In two days Charlie turns 22 months old...and, in two months, two years old! I love her, I love her, I love her SO much! I hate this situation we're in but I love that because of it I NEVER take anything Charlie does for granted...everything she does is AMAZING and nothing short of a miracle! Charlie is now saying ball, bubbles, more, mama, dada, who's there, uh-oh, and bye! And now because she's been tasting foods, every time we're out a restaurant she'll hum mmmmmm the entire time we're eating, over and over, not so subtly hinting for a taste. We don't really like to feed her in public because it promotes salivation and she can choke if she's not laying down, so we look like big meanies eating in front of our famished kid that's begging for a bite. But, we don't mind how it looks, we actually love it, and smile with pride, we never ever thought we'd see this day, so she can mmmmmm all she wants! We never thought she'd really talk either, and to be honest, as much as I know that SMA does not affect the brain, It's easy to forget that and think that she doesn't understand what we're talking about or what's going on because she can't really physically reply to us or point at what she wants. When Charlie does something new for the first time, my heart feels like it's going to explode and spew confetti out of my chest...I just want to throw my arms up in the air, scream HALLELUJAH and do a rain dance or something. This kid is sooooo (for lack of a better word) fu#*ing amazing!!!
Sooooo, I found an apartment and I move in ten days. It's bittersweet. Matt and I have both been uptight and I know its because we're worried about not waking up with Charlie every single day. Just thinking about it now breaks my heart, bad. Even if it sounds lame and co-dependant, she's my best friend and pretty much the only person I wanna spend all of my time with. We need each other. But, I know Matt loves her just as much as I do and we're gonna work out a plan that works best for all of us. We're only going to live minutes away from each other so distance won't be an issue. It'll all work itself out, we're just afraid of the unknown.

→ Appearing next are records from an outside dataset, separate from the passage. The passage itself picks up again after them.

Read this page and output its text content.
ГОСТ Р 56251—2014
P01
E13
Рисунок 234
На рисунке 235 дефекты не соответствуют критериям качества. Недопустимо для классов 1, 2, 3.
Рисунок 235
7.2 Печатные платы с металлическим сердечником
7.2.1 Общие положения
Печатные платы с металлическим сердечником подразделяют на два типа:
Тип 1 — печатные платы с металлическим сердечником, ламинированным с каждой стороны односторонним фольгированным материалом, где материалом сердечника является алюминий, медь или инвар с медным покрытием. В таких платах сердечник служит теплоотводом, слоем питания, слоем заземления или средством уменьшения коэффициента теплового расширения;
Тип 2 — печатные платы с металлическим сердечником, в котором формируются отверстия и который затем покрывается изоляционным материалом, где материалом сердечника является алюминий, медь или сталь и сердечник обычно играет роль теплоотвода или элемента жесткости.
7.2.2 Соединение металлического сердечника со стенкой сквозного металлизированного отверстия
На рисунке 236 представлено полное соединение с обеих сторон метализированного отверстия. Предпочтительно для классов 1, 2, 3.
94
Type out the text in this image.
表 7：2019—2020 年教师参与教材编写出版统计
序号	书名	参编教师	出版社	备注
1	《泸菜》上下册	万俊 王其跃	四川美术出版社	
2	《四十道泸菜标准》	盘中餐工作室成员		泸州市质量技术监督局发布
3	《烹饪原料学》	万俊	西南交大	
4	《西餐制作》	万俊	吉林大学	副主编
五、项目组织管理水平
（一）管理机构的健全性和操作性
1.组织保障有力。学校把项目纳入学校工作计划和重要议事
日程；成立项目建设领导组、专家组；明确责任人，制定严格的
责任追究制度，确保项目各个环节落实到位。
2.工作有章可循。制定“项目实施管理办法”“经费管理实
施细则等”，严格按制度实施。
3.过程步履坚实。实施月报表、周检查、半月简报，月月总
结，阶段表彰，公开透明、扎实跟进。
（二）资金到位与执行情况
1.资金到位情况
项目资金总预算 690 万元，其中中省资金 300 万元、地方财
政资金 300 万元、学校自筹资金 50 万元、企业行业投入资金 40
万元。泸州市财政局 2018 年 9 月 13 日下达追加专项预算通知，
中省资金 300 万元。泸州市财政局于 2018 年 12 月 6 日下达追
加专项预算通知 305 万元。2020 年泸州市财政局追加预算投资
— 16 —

I recently did the Sun Run and a run for prostate cancer and have plans for another 10k as well as the Canuck Place Adventure Challenge again this year. Since training for the Adventure Challenge last year I've become completely smitten with fitness and group fitness activities. I'm in a running group with a couple of girlfriends, and I go to Canuck Place every Thursday for Crossfit with other parents in similar situations, although we never really discuss our kids, it's just our time to work on ourselves, and I really like and appreciate that. Exercise makes me feel so good in such a stressful time, If I miss a day I feel like I'm melting and worry that I could slip into a funk...I'm addicted to the endorphins. When Charlie was diagnosed something snapped in me...my slogan became: "We Don't Have Anything If We Don't Have Our Health"...and it's true. Who cares how much money you have or how big your house is if you're sick? What good will it do you? That and I need to be fit to properly take care of Charlie...she's about 24 lbs now and cannot support herself at all so just transferring her or putting her in the stroller or tub requires strength, never mind when I wanna pick her up to dance with me! Charlie comes running with me too and she LOVES it! I think she feels like she's running...she sings along to my ipod the entire time and grins from ear to ear, her big front teeth protruding...it's so awesome that we can have that together. I'd really like to work something out where she could come bike riding with me too, but I'm not sure how that would look because I have to be able to keep an eye on her at all times, but I'm working on it.
Life is changing, and it's scary and stressful. BUT, Charlie's happy, growing and thriving, and that really helps keep things in perspective. We're so lucky to have her.
Happy Birthday Charlie Barley!! I love you to the moon and back!